The letter, signed by all the state's congressmen and its two U.S. senators, pointed out that newspaper stories have reported Mr. Murray plans to slightly increase operations in Rhode Island and to spare Connecticut of job losses altogether.
"That leaves Massachusetts as the target for most, if not all, of this employment downsizing," the delegation wrote.
Mr. Murray was not available to comment on the letter. Fleet spokeswoman Meg Pier said a response to the delegation's May 15 missive was being prepared.

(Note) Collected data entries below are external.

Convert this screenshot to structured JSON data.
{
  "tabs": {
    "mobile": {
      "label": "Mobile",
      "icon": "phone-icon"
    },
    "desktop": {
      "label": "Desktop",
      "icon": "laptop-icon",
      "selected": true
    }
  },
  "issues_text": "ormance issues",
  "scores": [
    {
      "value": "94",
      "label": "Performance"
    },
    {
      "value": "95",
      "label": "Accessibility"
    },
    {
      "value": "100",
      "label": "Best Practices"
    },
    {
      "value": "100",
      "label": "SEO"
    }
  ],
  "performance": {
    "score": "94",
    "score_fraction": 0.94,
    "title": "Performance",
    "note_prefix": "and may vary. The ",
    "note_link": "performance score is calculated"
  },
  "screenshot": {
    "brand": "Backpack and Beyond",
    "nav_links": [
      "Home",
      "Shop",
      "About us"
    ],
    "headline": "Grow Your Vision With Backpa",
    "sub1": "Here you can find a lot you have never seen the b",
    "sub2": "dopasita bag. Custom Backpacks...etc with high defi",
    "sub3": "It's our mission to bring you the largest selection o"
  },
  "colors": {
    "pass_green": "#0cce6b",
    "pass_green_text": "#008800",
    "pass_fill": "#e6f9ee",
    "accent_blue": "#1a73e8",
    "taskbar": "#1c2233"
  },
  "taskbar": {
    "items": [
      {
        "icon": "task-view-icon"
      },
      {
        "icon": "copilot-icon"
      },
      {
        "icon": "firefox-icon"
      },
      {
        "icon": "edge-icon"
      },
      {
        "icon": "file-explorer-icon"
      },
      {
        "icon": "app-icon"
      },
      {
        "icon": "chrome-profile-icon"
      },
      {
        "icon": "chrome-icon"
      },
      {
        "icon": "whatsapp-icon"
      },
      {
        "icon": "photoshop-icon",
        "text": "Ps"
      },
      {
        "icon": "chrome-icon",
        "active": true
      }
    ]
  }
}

"Fleet is a very healthy financial institution that will be domiciled in Boston with extraordinary resources that will benefit the local economy. While there may be some short-term adjustments, this merger will ultimately mean good things for the region," she said.

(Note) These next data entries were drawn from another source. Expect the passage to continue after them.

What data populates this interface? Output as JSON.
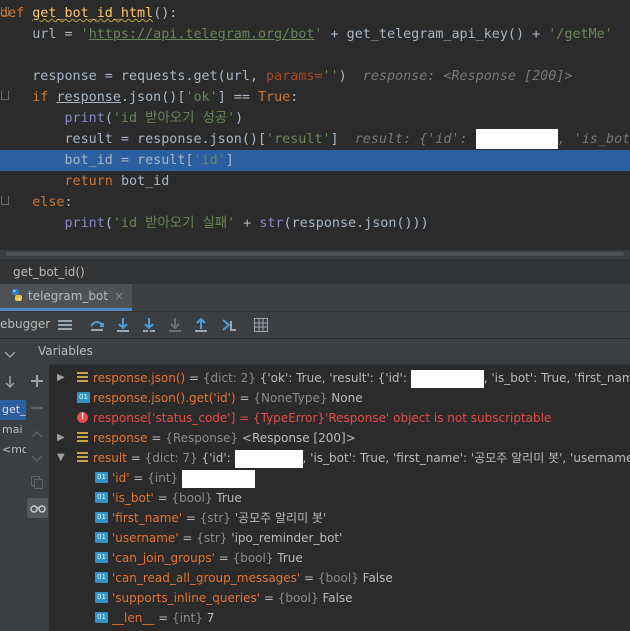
{
  "editor": {
    "lines": {
      "l1": {
        "kw": "def ",
        "fn": "get_bot_id_html",
        "rest": "():"
      },
      "l2": {
        "a": "    url = ",
        "b": "'",
        "c": "https://api.telegram.org/bot",
        "d": "'",
        "e": " + get_telegram_api_key() + ",
        "f": "'/getMe'"
      },
      "l4": {
        "a": "    response = requests.get(url, ",
        "b": "params=",
        "c": "''",
        "d": ")  ",
        "hint": "response: <Response [200]>"
      },
      "l5": {
        "kw": "    if ",
        "a": "response",
        "b": ".json()[",
        "c": "'ok'",
        "d": "] == ",
        "e": "True",
        "f": ":"
      },
      "l6": {
        "a": "        ",
        "b": "print",
        "c": "(",
        "d": "'id 받아오기 성공'",
        "e": ")"
      },
      "l7": {
        "a": "        result = response.json()[",
        "b": "'result'",
        "c": "]  ",
        "hint1": "result: {'id': ",
        "hint2": ", 'is_bot"
      },
      "l8": {
        "a": "        bot_id = result[",
        "b": "'id'",
        "c": "]"
      },
      "l9": {
        "kw": "        return ",
        "a": "bot_id"
      },
      "l10": {
        "kw": "    else",
        "a": ":"
      },
      "l11": {
        "a": "        ",
        "b": "print",
        "c": "(",
        "d": "'id 받아오기 실패'",
        "e": " + ",
        "f": "str",
        "g": "(response.json()))"
      }
    }
  },
  "breadcrumb": "get_bot_id()",
  "run_tab": {
    "label": "telegram_bot",
    "close": "×"
  },
  "toolbar": {
    "label": "ebugger"
  },
  "variables_header": "Variables",
  "threads": [
    {
      "label": "get_"
    },
    {
      "label": "mai"
    },
    {
      "label": "<mo"
    }
  ],
  "variables": [
    {
      "name": "response.json()",
      "eq": " = ",
      "type": "{dict: 2}",
      "value": " {'ok': True, 'result': {'id': ",
      "value2": ", 'is_bot': True, 'first_name': '공모주 알"
    },
    {
      "name": "response.json().get('id')",
      "eq": " = ",
      "type": "{NoneType}",
      "value": " None"
    },
    {
      "name": "response['status_code']",
      "eq": " = ",
      "type": "{TypeError}",
      "value": "'Response' object is not subscriptable"
    },
    {
      "name": "response",
      "eq": " = ",
      "type": "{Response}",
      "value": " <Response [200]>"
    },
    {
      "name": "result",
      "eq": " = ",
      "type": "{dict: 7}",
      "value": " {'id': ",
      "value2": ", 'is_bot': True, 'first_name': '공모주 알리미 봇', 'username': 'ipo_r"
    },
    {
      "name": "'id'",
      "eq": " = ",
      "type": "{int}",
      "value": ""
    },
    {
      "name": "'is_bot'",
      "eq": " = ",
      "type": "{bool}",
      "value": " True"
    },
    {
      "name": "'first_name'",
      "eq": " = ",
      "type": "{str}",
      "value": " '공모주 알리미 봇'"
    },
    {
      "name": "'username'",
      "eq": " = ",
      "type": "{str}",
      "value": " 'ipo_reminder_bot'"
    },
    {
      "name": "'can_join_groups'",
      "eq": " = ",
      "type": "{bool}",
      "value": " True"
    },
    {
      "name": "'can_read_all_group_messages'",
      "eq": " = ",
      "type": "{bool}",
      "value": " False"
    },
    {
      "name": "'supports_inline_queries'",
      "eq": " = ",
      "type": "{bool}",
      "value": " False"
    },
    {
      "name": "__len__",
      "eq": " = ",
      "type": "{int}",
      "value": " 7"
    }
  ],
  "icons": {
    "field": "01",
    "error": "!"
  },
  "colors": {
    "keyword": "#cc7832",
    "string": "#6a8759",
    "function": "#ffc66d",
    "highlight": "#2c5fa0",
    "var_name": "#e57333",
    "error": "#e74a4a"
  }
}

Fleet expects to eliminate approximately 3,000 positions, or about 10% of the combined work force. "That figure was widely viewed as an unfortunate but understandable impact given the initial expectation of an in-market merger," according to Ms. Pier. The merger is expected to close this fall.
In March, Connecticut Gov. John G. Rowland also complained about job losses in his state due to the Fleet-Shawmut merger. At the time, the Connecticut attorney general said he would review the merger agreement for antitrust implications.
Fleet responded by saying it would open a 24-hour telephone banking center in the Greater Hartford area.
The Massachusetts attorney general is also reviewing the merger agreement. And the congressmen pointed out in their letter that it was incumbent upon "especially large banks which benefit from federal deposit insurance to attend to not only the bottom line but also the broader social impact of . . . business decisions."